Most importantly, just keep good backups. If you have to choose between investing in a raid or a primary + backup drive, choose the latter every time. Raid will save you time to recover, but it’s not a backup.
folekaule@lemmy.world 1 day ago
Was this Synology by chance?
Bwaz@lemmy.world 1 day ago
Terramaster.
folekaule@lemmy.world 1 day ago
Gotcha. I face similar issues with Synology. Their hyper backup format doesn’t seem to be standard. I’m considering setting up Borg Backup for offsite so I can restore it onto non Synology devices later.
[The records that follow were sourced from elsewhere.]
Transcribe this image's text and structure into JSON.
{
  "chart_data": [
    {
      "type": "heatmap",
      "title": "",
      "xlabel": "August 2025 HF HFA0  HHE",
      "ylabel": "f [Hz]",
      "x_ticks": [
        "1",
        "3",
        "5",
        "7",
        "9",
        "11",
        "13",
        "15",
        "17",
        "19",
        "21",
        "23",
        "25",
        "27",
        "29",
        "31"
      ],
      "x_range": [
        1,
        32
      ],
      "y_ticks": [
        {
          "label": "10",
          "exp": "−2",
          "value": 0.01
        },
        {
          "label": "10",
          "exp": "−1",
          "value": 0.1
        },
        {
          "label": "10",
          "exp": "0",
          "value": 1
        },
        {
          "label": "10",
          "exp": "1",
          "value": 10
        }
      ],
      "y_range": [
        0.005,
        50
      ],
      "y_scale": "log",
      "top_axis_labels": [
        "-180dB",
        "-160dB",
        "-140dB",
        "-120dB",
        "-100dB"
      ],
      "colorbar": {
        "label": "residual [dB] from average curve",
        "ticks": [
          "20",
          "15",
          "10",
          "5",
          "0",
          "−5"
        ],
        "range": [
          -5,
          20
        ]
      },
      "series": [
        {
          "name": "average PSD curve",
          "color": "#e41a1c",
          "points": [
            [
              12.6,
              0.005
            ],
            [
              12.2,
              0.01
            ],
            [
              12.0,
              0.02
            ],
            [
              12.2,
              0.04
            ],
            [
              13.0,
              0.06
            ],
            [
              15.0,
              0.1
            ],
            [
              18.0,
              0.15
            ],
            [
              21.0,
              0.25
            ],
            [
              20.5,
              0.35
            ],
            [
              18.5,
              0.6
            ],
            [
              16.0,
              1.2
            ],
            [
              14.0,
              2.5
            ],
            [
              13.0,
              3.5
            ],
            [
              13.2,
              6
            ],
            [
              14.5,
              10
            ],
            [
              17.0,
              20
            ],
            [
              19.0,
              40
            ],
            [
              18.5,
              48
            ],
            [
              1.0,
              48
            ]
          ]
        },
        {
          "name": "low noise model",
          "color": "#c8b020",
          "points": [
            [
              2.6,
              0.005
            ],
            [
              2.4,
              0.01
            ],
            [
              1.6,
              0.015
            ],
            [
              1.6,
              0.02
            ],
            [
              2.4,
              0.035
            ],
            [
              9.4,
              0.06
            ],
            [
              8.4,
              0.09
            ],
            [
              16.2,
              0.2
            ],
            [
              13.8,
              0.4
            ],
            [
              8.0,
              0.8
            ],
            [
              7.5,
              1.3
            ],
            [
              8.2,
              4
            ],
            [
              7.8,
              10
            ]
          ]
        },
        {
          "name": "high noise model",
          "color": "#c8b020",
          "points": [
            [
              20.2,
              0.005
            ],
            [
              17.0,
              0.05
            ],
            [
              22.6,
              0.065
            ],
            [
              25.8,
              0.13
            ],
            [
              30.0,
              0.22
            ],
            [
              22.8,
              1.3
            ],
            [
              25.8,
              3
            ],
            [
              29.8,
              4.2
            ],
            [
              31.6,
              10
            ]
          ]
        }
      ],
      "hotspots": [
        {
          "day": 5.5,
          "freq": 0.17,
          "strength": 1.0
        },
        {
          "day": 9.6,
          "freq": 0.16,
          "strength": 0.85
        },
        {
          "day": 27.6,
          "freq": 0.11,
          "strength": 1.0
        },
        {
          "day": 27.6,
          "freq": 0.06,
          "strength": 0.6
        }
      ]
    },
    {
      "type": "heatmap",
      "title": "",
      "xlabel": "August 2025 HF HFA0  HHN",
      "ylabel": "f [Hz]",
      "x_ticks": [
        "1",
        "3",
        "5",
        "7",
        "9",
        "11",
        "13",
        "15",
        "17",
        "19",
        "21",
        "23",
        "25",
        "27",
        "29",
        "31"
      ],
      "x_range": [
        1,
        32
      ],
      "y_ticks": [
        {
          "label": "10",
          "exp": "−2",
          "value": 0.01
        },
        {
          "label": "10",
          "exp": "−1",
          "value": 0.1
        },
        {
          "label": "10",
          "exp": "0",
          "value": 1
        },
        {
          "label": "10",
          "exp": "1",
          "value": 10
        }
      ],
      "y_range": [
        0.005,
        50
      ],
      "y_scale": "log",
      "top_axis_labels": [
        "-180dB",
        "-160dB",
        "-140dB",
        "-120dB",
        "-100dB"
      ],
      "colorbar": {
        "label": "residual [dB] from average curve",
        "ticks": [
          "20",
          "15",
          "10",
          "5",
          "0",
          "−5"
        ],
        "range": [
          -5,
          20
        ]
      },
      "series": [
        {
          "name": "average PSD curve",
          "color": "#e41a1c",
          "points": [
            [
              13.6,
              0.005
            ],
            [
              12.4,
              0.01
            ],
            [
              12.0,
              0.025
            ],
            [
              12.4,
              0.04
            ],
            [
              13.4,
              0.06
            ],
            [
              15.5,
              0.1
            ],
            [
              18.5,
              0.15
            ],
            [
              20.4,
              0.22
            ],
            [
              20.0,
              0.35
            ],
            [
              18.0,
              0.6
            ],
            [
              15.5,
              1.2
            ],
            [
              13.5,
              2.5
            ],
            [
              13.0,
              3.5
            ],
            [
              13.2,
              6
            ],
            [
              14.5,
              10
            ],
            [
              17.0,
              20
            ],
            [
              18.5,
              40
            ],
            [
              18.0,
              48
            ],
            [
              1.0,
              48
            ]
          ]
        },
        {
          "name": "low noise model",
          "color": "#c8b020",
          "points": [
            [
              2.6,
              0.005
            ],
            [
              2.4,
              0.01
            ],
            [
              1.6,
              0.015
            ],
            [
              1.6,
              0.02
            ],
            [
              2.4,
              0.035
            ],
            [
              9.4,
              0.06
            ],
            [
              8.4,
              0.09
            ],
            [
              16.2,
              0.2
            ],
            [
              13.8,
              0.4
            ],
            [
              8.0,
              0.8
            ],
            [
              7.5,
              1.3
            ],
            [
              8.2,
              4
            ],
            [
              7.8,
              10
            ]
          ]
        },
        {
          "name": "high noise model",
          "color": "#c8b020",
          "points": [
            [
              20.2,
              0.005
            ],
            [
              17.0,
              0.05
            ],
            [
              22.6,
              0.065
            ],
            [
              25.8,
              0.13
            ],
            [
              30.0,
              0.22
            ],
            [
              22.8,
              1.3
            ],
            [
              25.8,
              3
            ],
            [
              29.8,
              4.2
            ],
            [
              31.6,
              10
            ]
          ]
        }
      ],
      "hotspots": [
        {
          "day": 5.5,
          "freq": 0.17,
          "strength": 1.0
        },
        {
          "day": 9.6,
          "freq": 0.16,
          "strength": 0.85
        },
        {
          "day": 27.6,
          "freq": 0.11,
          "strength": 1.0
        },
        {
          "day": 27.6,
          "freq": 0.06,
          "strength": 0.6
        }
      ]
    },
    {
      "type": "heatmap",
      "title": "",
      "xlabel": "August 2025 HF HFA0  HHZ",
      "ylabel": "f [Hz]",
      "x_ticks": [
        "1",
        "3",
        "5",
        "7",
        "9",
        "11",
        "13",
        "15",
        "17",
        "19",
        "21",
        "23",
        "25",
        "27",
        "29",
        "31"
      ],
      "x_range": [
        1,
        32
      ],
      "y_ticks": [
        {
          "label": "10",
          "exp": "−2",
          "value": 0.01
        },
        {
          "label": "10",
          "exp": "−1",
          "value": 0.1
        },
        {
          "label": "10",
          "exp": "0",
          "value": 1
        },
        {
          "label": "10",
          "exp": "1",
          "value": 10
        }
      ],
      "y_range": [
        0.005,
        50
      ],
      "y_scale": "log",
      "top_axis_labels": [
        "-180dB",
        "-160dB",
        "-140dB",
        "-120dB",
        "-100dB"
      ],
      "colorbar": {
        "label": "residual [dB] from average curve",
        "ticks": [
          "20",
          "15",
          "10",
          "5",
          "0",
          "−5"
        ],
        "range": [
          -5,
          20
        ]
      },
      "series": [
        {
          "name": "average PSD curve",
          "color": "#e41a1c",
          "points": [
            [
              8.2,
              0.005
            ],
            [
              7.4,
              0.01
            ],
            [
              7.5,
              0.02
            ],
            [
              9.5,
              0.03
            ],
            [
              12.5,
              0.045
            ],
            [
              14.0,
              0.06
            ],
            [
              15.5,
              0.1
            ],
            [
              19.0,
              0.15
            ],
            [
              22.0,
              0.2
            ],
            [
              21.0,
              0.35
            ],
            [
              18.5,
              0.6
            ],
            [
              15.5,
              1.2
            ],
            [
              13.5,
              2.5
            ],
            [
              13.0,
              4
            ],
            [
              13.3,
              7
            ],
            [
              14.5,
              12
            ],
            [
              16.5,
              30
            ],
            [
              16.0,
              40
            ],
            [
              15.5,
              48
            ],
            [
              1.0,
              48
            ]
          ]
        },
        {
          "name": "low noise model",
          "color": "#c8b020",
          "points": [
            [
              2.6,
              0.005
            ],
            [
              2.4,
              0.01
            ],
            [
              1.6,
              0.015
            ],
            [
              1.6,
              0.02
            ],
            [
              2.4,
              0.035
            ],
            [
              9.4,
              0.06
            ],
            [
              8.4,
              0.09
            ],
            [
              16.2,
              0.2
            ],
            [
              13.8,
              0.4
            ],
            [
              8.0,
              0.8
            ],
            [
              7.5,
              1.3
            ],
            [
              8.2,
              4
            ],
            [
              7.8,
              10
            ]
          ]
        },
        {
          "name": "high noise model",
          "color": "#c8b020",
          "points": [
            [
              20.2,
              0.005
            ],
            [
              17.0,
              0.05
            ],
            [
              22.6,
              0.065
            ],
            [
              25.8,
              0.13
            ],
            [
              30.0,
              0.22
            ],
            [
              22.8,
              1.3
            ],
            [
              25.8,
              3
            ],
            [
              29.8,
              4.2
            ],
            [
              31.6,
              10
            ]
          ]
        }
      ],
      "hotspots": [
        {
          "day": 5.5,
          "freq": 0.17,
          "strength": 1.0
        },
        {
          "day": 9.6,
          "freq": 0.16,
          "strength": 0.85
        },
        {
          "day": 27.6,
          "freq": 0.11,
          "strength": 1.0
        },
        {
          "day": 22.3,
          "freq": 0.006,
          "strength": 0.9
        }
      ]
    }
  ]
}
MentalEdge@sopuli.xyz 1 day ago
No sane NAS should work that way.
Unless you have a giant raid array, where you need all the drives running at the same time on the same system, plugging in a single raid 0 member, for example, via usb to sata adapter, should let access its contents just fine.
Provided you’re on an OS that can read the file system. That can require some extra effort on windows.
folekaule@lemmy.world 1 day ago
This is a qualified truth. In theory what you’re saying is true but for example with Synology they use their own raid format and while they ostensibly use btrfs they overlay their own metadata system on top.
MentalEdge@sopuli.xyz 1 day ago
Indeed.
I’m not saying there aren’t NASes that do this. Unfortunately, there absolutely are.
bluGill@fedia.io 1 day ago
Many NAS work like that though. Hardware RAID always seems to work like that so if you get a fancy card that supports RAID you been make sure you have a good long term support contract that will be there for you when there are problems (if you are not paying hundreds of thousands per year you don't have a good support contract)
Not all are that way. Many run ZFS which is great for this and you can replace broken hardware and recover. BTFS is commonly used as well, probably not as good as zfs but likely good enough.